I originally read it back in the early 80s, way before Nomo was even playing pro in Japan, let alone for the Dodgers. I can’t remember who they used for the punchline then…Koufax, maybe.

And, yes, it was a Drabble.

Seriously? That’s hilarious. Yeah, I read it in the Seattle P-I in the early 90s. I imagine the original version did it with different characters, though, since the preschool-aged daughter was “born” in the early 90s (I remember the whole pregnancy storyline - there were already the teenaged son and his pre-teen brother, and then their mom turned up pregnant again. Surprise!)

I would think the fact that a line is continuous would mean that you could not ever subdivide it sufficiently to reach a single point. Or, to put it another way, pick any two points on a line, and there will be another point between it. So the idea that you take only the odd numbered points or whatever means that you are creating new points between the even numbered ones, as well as in the new line’s odd numbered ones.

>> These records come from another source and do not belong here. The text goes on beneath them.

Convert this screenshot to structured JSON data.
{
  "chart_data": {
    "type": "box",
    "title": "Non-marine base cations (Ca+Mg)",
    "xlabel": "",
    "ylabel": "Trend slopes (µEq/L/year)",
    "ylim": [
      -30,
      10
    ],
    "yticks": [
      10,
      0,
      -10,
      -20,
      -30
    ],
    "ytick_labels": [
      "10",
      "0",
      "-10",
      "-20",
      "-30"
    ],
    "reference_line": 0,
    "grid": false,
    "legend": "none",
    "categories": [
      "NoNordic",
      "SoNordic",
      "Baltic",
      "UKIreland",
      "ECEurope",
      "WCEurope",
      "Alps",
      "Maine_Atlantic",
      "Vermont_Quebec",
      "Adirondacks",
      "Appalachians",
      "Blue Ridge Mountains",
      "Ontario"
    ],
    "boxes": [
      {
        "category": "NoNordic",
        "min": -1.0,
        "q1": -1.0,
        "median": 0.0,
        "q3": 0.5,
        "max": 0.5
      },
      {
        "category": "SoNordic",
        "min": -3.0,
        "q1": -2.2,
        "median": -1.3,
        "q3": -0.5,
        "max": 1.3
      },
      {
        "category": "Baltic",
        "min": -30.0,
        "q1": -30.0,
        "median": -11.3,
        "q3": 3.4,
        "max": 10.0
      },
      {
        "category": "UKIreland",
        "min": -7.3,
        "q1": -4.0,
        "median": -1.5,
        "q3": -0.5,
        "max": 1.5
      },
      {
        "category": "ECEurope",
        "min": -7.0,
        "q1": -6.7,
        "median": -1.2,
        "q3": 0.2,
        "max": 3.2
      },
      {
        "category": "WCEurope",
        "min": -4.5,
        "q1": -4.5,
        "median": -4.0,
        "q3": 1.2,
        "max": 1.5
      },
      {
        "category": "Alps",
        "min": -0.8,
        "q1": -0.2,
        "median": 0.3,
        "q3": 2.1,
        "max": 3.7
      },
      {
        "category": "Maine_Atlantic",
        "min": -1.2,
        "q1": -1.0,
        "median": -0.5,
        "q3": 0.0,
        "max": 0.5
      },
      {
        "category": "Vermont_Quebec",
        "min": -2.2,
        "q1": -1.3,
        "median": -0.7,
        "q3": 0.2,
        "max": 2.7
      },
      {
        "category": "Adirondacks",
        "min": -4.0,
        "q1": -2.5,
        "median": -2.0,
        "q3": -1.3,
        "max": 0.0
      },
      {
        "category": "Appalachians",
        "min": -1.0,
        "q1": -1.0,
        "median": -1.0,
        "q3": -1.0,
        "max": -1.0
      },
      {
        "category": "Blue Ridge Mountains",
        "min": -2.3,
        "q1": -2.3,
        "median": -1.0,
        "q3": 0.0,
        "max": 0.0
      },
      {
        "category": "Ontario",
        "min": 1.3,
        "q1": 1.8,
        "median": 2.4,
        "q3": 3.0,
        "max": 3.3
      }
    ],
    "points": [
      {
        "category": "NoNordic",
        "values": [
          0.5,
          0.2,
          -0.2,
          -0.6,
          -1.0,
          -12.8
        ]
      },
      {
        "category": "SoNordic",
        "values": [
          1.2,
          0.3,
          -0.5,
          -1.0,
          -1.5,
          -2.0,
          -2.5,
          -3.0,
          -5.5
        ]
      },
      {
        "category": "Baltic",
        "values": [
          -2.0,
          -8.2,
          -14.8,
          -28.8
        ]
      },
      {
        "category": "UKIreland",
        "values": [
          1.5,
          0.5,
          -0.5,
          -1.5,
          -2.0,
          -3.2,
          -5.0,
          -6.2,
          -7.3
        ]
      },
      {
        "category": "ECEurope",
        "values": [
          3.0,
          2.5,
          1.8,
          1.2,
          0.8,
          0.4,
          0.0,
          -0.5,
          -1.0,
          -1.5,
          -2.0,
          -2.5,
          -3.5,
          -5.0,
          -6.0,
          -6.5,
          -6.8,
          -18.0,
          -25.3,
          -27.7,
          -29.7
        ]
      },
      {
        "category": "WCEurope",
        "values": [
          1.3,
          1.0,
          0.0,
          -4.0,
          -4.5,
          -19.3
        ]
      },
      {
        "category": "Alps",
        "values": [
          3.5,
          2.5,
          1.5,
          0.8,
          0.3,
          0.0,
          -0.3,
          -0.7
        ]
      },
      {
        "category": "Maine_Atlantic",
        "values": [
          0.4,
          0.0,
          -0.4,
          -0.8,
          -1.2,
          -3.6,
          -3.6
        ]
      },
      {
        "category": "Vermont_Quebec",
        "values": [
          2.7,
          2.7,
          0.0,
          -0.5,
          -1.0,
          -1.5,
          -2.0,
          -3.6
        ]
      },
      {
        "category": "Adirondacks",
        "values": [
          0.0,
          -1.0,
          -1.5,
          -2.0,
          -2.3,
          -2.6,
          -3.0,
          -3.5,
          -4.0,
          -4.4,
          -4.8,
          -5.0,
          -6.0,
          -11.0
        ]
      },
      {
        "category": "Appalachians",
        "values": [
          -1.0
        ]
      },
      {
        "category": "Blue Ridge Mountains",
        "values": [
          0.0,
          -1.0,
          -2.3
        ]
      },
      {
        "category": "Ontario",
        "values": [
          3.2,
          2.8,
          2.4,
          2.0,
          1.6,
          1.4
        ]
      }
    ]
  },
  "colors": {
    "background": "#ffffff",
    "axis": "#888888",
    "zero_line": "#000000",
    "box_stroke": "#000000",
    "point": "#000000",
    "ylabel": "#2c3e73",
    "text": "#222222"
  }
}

The reason this can’t be done in real life is the same as the reason that one can move between points at all. It can be illustrated in that problem where you cover half the remaining points in half the amount of time. We cannot cross the infinite barrier–every move we make is going through some infinite number of points.

Maybe I am missing something. The link that Qadgop provides divides our sphere into sets of points, but those points were generated by many rotations of an irrational angle. Am I wrong to assume that this leaves out all the points that could be generated using rational angles? And if you try to argue that those points are included, then I would say your irrational angle isn’t irrational. So, he is defining a set of points that does NOT include every point in the sphere. Neither “copy” produced at the end of the exercise is complete.

Similarly, Idistinguishable’s example follows the same principle, but uses only rational angles. None of the points of his circle that represent an irrational angle are included in any “club”, so again, his duplicate circles are not complete circles.

Also, while I understand the logic behind “stretching” a stick defined as [0,1] to a stick twice as long, [0,2] by defining a one to one relationship with the infinite number of points in both sets, can’t the same logic be applied to the number sets [0,a] and [0,b] for any values of a and b >0? Can’t I make the stick as long or as short as I want? by that reasoning, could I make as many copies of the sphere as I want?

And back to the sphere question… It all seems to come down to the idea that dividing infinity into a finite number of sets of infinity is totally kosher, but adding those sets back together somehow gets you more then you started with. No, you still have infinity!

Every point is in a club. Two points are in the same club if the angle between them is rational.

Yeah, I think it was the two boys…your description mentioning the younger one as a girl struck me as odd. Hell, checking out the character descriptions (I haven’t read Drabble since before the girl was introduced) it could very well have been Ralph and Norman. :stuck_out_tongue:

… How did we end up discussing Drabble in an xkcd thread? <_<

Ok, I think that makes more sense. If I pick point q on the circle, which is some irrational angle away from 0˚, It gets put into the 360˚ club, because it is a rational angle away from itself.
ETA: Oh, and I suppose that even if some point is an irrational angle away from some other point, it can still be a rational angle away from a different point. My brain is slowly starting to get all this.

That still leaves the idea that we are splitting one infinite set in half, and just calling it two infinite sets. Adding them back together doesn;t give us 2xinfinity. But I do get the pumpkin joke, at least. :slight_smile:

Don’t get me started on Drabble. The esoteric references in that strip always go over my head.

Or is it a Pumpkin of Theseus, and an identical pumpkin was assembled out of pieces that had been replaced in the pumpkin?